こうなると、表面的に甘く、淡い言葉のつづられ方は、死と隣り合わせの悲痛な叫びであったことが切々と伝わってきそうだ。死の間際、立原はこう言った。

「五月のそよ風をゼリーにして持って来て下さい。」

立原の悲壮な、あまりにも短い晩年を思うとき、こうした言葉は表面的な少女趣味のものとはまったく違う面持ちだとわかる。三戸部アサイは、立原の死をみとった後、息子を亡くした母・トメの懇願で、立原の実家に3か月ほど滞在していたらしい。その後は、長崎へ移り、クリスチャンとして平穏に過ごしていったようだ。

自身が発信した手紙はすべて焼却し、立原が送った手紙は大事に保管した。その後は、クリスチャンとして平穏に過ごしていったようだ。戦後30年ほど経ったころ、立原文学の研究家が、アサイを探し出し、彼女が大切にしていた書簡をすべて譲り受けた。
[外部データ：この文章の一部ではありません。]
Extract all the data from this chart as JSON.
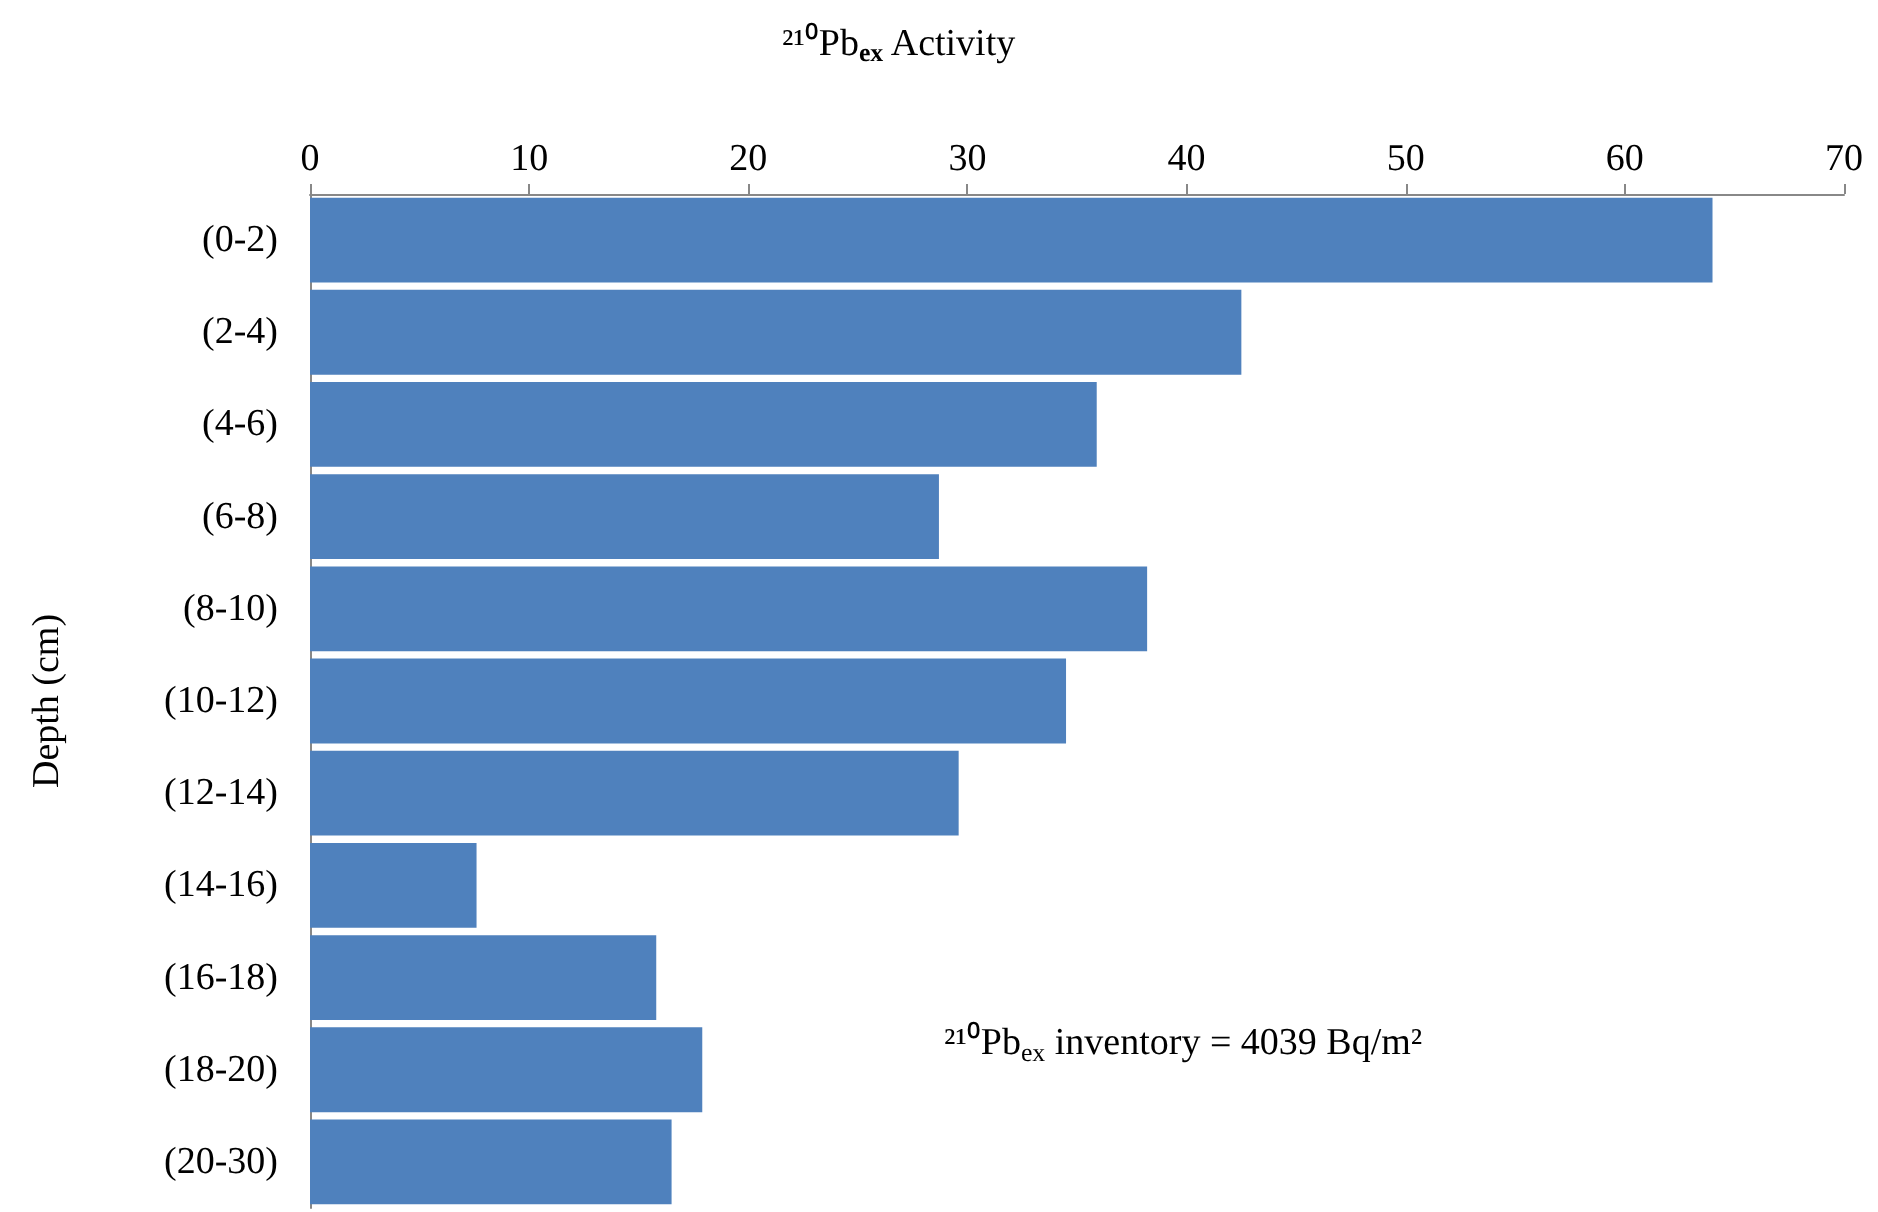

立原の墓所は谷中多宝院。アサイのほうは神奈川県藤沢大庭墓地だという。アサイは、18歳で立原と恋愛関係になり、19歳で死別したことになる。その後の長い人生の、ほんの一瞬といっていい出会いにすぎない。立原の研究者たちに、根ほり葉ほり探られるのは避けたいところだったろう。だから、自身発信の手紙はすべて焼却し、立原の手によるものだけ大事に取っておいたような気がする。彼女にはわかっていたのだ。立原の恋は、自己完結的なものだと。

夏が近づいてきている。軽井沢のような高原は、日本中あちこちにあるが、何冊か立原の詩集でも持って、出かけてみたらどうだろうか。爽やかな初夏(まだ梅雨にもなっていないのだが)の風が、なにかあなたに囁くかもしれない。